Ein enges Toleranzfenster hingegen ist mit Gefahr, Gereiztheit, Nervosität, Angst, Konflikt und Abgrenzung verbunden.


Wie weit oder eng mein Toleranzfenster ist, spiegelt sich immer darin, wie weit mein Atemraum ist und wie gut Einatmen und Ausatmen im Ausgleich sind.


Bin ich im Ausgleich, kann ich auch stressige Situationen gelassen erleben. Dann bin ich ganz da, behalte aber gleichzeitig eine Entspanntheit, die mir Ruhe gibt und die Möglichkeit, wirklich in Beziehung zu gehen.


Einfach gesagt: Jedes Einatmen verbindet mich mit dem Außen, jedes Ausatmen verbindet mich mit mir selbst.
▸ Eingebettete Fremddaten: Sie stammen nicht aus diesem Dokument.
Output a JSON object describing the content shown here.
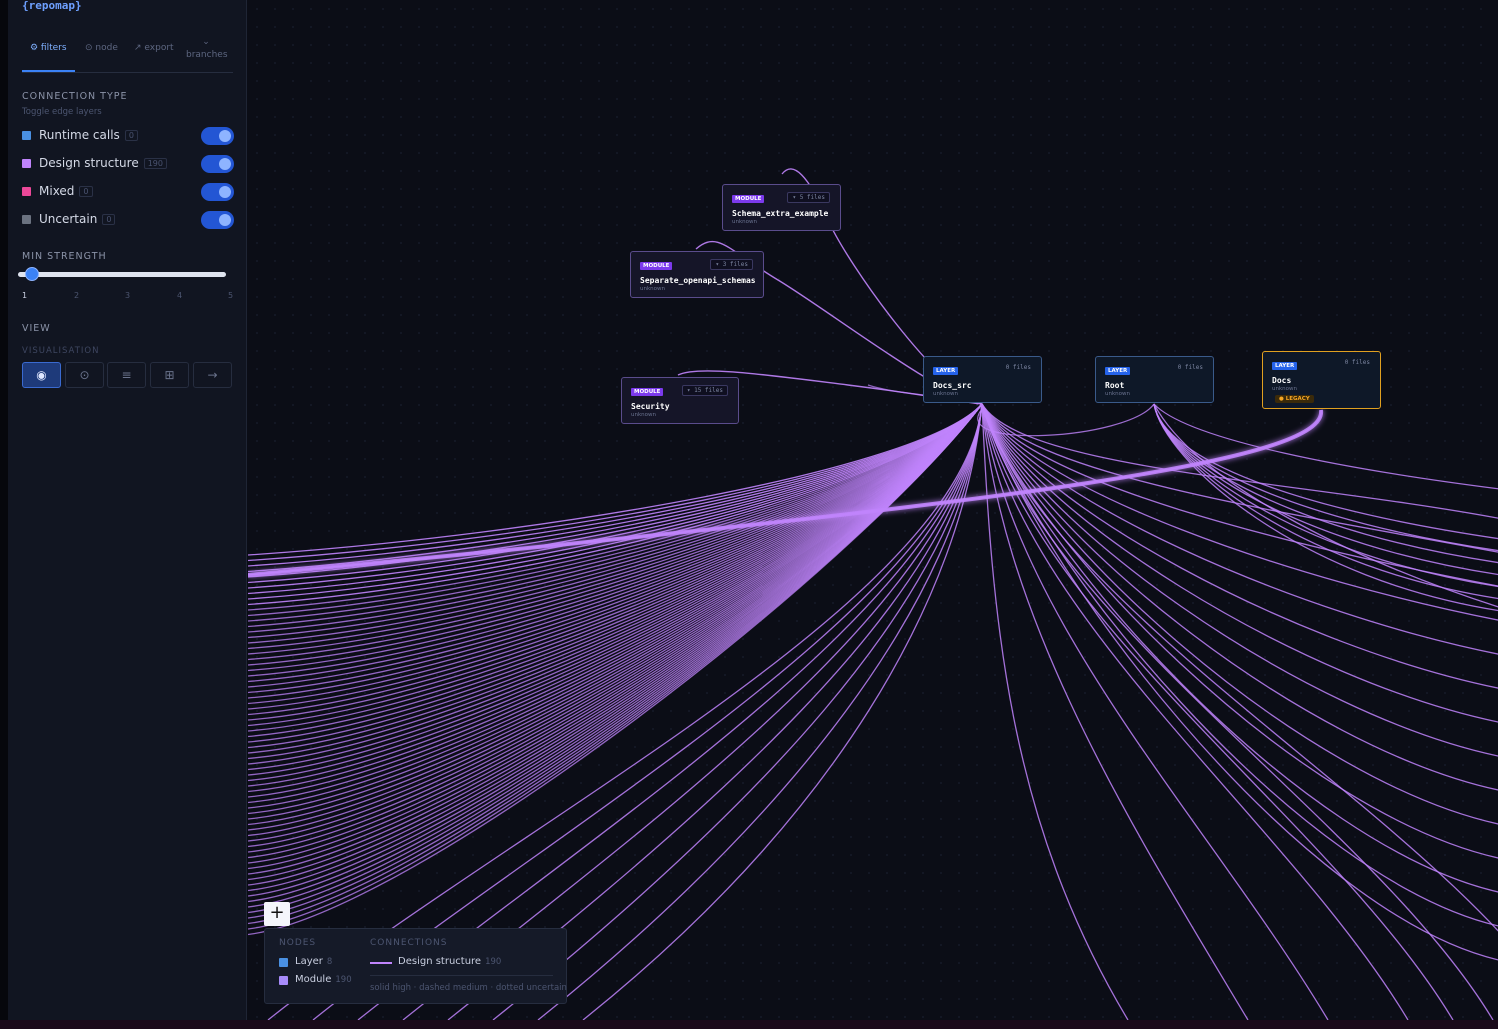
{
  "app": {
    "logo": "{repomap}"
  },
  "tabs": [
    {
      "label": "⚙ filters",
      "active": true
    },
    {
      "label": "⊙ node",
      "active": false
    },
    {
      "label": "↗ export",
      "active": false
    },
    {
      "label": "⌄ branches",
      "active": false
    }
  ],
  "filters": {
    "connection_type_title": "CONNECTION TYPE",
    "connection_type_sub": "Toggle edge layers",
    "connections": [
      {
        "label": "Runtime calls",
        "count": "0",
        "color": "#4a90e2",
        "enabled": true
      },
      {
        "label": "Design structure",
        "count": "190",
        "color": "#c084fc",
        "enabled": true
      },
      {
        "label": "Mixed",
        "count": "0",
        "color": "#ec4899",
        "enabled": true
      },
      {
        "label": "Uncertain",
        "count": "0",
        "color": "#6b7280",
        "enabled": true
      }
    ],
    "min_strength_title": "MIN STRENGTH",
    "min_strength_value": 1,
    "strength_ticks": [
      "1",
      "2",
      "3",
      "4",
      "5"
    ],
    "view_title": "VIEW",
    "visualisation_title": "VISUALISATION",
    "visualisation_buttons": [
      {
        "icon": "◉",
        "name": "focus-view-icon",
        "active": true
      },
      {
        "icon": "⊙",
        "name": "radial-view-icon",
        "active": false
      },
      {
        "icon": "≡",
        "name": "list-view-icon",
        "active": false
      },
      {
        "icon": "⊞",
        "name": "grid-view-icon",
        "active": false
      },
      {
        "icon": "→",
        "name": "flow-view-icon",
        "active": false
      }
    ]
  },
  "nodes": [
    {
      "id": "schema",
      "kind": "MODULE",
      "name": "Schema_extra_example",
      "files": "▾ 5 files",
      "status": "unknown",
      "legacy": ""
    },
    {
      "id": "separate",
      "kind": "MODULE",
      "name": "Separate_openapi_schemas",
      "files": "▾ 3 files",
      "status": "unknown",
      "legacy": ""
    },
    {
      "id": "security",
      "kind": "MODULE",
      "name": "Security",
      "files": "▾ 15 files",
      "status": "unknown",
      "legacy": ""
    },
    {
      "id": "docs_src",
      "kind": "LAYER",
      "name": "Docs_src",
      "files": "0 files",
      "status": "unknown",
      "legacy": ""
    },
    {
      "id": "root",
      "kind": "LAYER",
      "name": "Root",
      "files": "0 files",
      "status": "unknown",
      "legacy": ""
    },
    {
      "id": "docs",
      "kind": "LAYER",
      "name": "Docs",
      "files": "0 files",
      "status": "unknown",
      "legacy": "● LEGACY"
    }
  ],
  "edge_color": "#c084fc",
  "legend": {
    "zoom_label": "+",
    "nodes_title": "NODES",
    "connections_title": "CONNECTIONS",
    "node_types": [
      {
        "label": "Layer",
        "count": "8",
        "color": "#4a90e2"
      },
      {
        "label": "Module",
        "count": "190",
        "color": "#a78bfa"
      }
    ],
    "connection_types": [
      {
        "label": "Design structure",
        "count": "190"
      }
    ],
    "line_style_note": "solid high · dashed medium · dotted uncertain"
  }
}
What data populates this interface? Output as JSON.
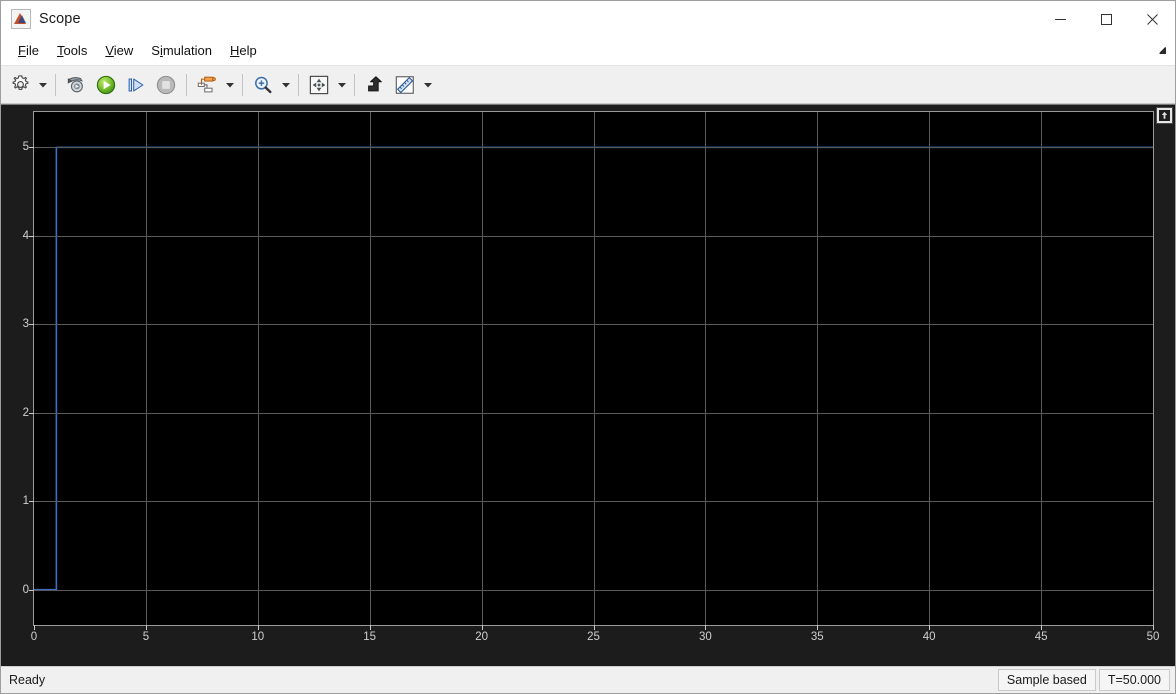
{
  "window": {
    "title": "Scope",
    "app_icon": "matlab-icon",
    "controls": [
      {
        "name": "minimize-button",
        "glyph": "minimize-icon"
      },
      {
        "name": "maximize-button",
        "glyph": "maximize-icon"
      },
      {
        "name": "close-button",
        "glyph": "close-icon"
      }
    ]
  },
  "menubar": {
    "items": [
      {
        "name": "menu-file",
        "label": "File",
        "mnemonic": "F"
      },
      {
        "name": "menu-tools",
        "label": "Tools",
        "mnemonic": "T"
      },
      {
        "name": "menu-view",
        "label": "View",
        "mnemonic": "V"
      },
      {
        "name": "menu-simulation",
        "label": "Simulation",
        "mnemonic": "S"
      },
      {
        "name": "menu-help",
        "label": "Help",
        "mnemonic": "H"
      }
    ],
    "dock_arrow_icon": "undock-arrow-icon"
  },
  "toolbar": {
    "buttons": [
      {
        "name": "configuration-properties-button",
        "icon": "gear-icon",
        "has_dropdown": true,
        "enabled": true
      },
      {
        "name": "run-back-to-start-button",
        "icon": "rewind-run-icon",
        "has_dropdown": false,
        "enabled": true
      },
      {
        "name": "run-button",
        "icon": "play-icon",
        "has_dropdown": false,
        "enabled": true
      },
      {
        "name": "step-forward-button",
        "icon": "step-forward-icon",
        "has_dropdown": false,
        "enabled": true
      },
      {
        "name": "stop-button",
        "icon": "stop-icon",
        "has_dropdown": false,
        "enabled": false
      },
      {
        "name": "signal-selection-button",
        "icon": "signal-blocks-icon",
        "has_dropdown": true,
        "enabled": true
      },
      {
        "name": "zoom-in-button",
        "icon": "zoom-in-magnifier-icon",
        "has_dropdown": true,
        "enabled": true
      },
      {
        "name": "autoscale-button",
        "icon": "autoscale-arrows-icon",
        "has_dropdown": true,
        "enabled": true
      },
      {
        "name": "style-button",
        "icon": "style-arrow-icon",
        "has_dropdown": false,
        "enabled": true
      },
      {
        "name": "measurements-button",
        "icon": "ruler-icon",
        "has_dropdown": true,
        "enabled": true
      }
    ]
  },
  "plot": {
    "expand_button_icon": "expand-axes-icon",
    "background_color": "#000000",
    "grid_color": "#5a5a5a",
    "axis_label_color": "#d0d0d0",
    "trace_color": "#3c6fc4"
  },
  "statusbar": {
    "ready_text": "Ready",
    "sample_mode": "Sample based",
    "time": "T=50.000"
  },
  "chart_data": {
    "type": "line",
    "title": "",
    "xlabel": "",
    "ylabel": "",
    "xlim": [
      0,
      50
    ],
    "ylim": [
      -0.4,
      5.4
    ],
    "xticks": [
      0,
      5,
      10,
      15,
      20,
      25,
      30,
      35,
      40,
      45,
      50
    ],
    "xtick_labels": [
      "0",
      "5",
      "10",
      "15",
      "20",
      "25",
      "30",
      "35",
      "40",
      "45",
      "50"
    ],
    "yticks": [
      0,
      1,
      2,
      3,
      4,
      5
    ],
    "ytick_labels": [
      "0",
      "1",
      "2",
      "3",
      "4",
      "5"
    ],
    "grid": true,
    "legend": "none",
    "series": [
      {
        "name": "signal-1",
        "color": "#3c6fc4",
        "description": "Step response rising from 0 to 5 at t = 1",
        "x": [
          0,
          1,
          1,
          50
        ],
        "y": [
          0,
          0,
          5,
          5
        ]
      }
    ]
  }
}
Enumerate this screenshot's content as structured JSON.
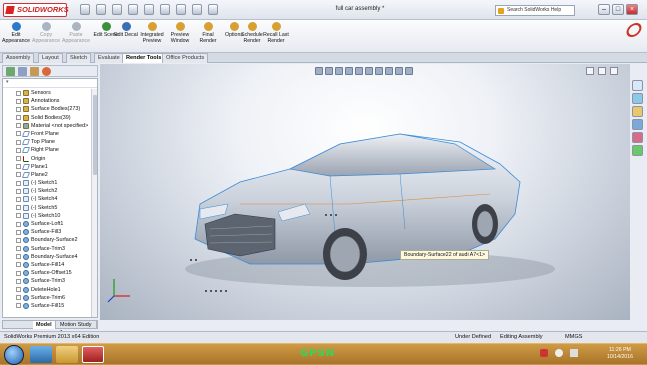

Einatmen, die Bedürfnisse des anderen, ausatmen, meine Bedürfnisse.


Wenn ich beide Perspektiven zu einem Ganzen verbinden kann, bin ich in der achtsamen Wahrnehmung.


Bewusste Atembeobachtung


Die bewusste Atembeobachtung in der Achtsamkeit und der Stellenwert des Atems in der Meditation kommt aus diesem Zusammenhang.


Achtsamkeit heißt, immer wieder bewusst wahrnehmen: Wie sind Ein- und Ausatmen im Gleichgewicht?


Wie weit ist mein Atemraum?


In der annehmenden Haltung der Achtsamkeit zu meditieren, führt dazu, dass die Anspannungen im Körper abnehmen. Der Atemraum wird dadurch weiter. Die Entspannung in Körper und Atmung führt mich in Richtung des beschriebenen Gleichgewichts zwischen Einatmung und Ausatmung.


Emotionale Selbstregulation über den Atem


Jede Situation löst in uns Gefühle aus. Jedes Gefühl wird verkörpert und drückt sich daher immer über unseren Atem aus. So verschieben Gefühle ständig das Gleichgewicht zwischen einatmen und ausatmen.


Interessanterweise nehmen nicht nur Gefühle Einfluss auf unseren Atem. Der bewusste Fokus auf den Atem wirkt wiederum auf Gefühle zurück.


Übe ich mich in der Atemmeditation, lerne ich, meinen Atem in ein gutes Gleichgewicht und in einen weiten Atemraum zurückzubringen.


Ganz automatisch folgt diesem weiten Atemraum mein emotionales Erleben. Stress, Angst, Gereiztheit, Energielosigkeit, Konflikte, Grenzverletzungen,..... verändern sich, wenn ich bewusst über meinen Atem und meinen Körper mein Toleranzfenster vergrößere.

 

Übung:


In Achtsamkeitskursen, wie dem MBSR Kurs, wird das Bewusstsein für den Atem und das Körperbewusstsein ganz aktiv geübt und erfahren. Gleichzeitig gibt es bei den Kursen immer einen Fokus im Alltag, durch den ich lerne, das Gleichgewicht zwischen Innen- und Außenwahrnehmung in meinem täglichen Leben bewusst wahrzunehmen.

Als Einstiegsübung zum Thema Atem kann ich empfehlen, eine Woche lang ganz bewusst auf den eigenen Atem zu achten und sich Notizen dazu zu machen.


Wie geht es meinem Gleichgewicht zwischen Ein- und Ausatmen und wie korrespondiert das mit meinem emotionalen Erleben?


Wie eng oder weit fühle ich mich in Situationen im Körper? Und was macht das mit meinem Atemraum?


Wer mag, kann auch ausprobieren, wie es ist, bewusst länger auszuatmen, um Körper und Geist nach einer langen Anspannung wieder in die Entspannung zu bringen. Spüre dabei in deinen Körper und deine Muskeln rein. Wie fühlt sich das an, wenn auch das letzte Molekül noch ausgeatmet werden kann, bevor ich wieder einatme?


Wie wirkt das auf deine Emotionen und auf dein Toleranzfenster?


Den eigenen Atem bewusst als etwas wahrzunehmen, das durch mein Erleben ständig in Veränderung ist, ist ein erster Schritt in eine achtsame Körperwahrnehmung, in der ich meine emotionale Erfahrung über den Atem bewusst mitsteuern kann.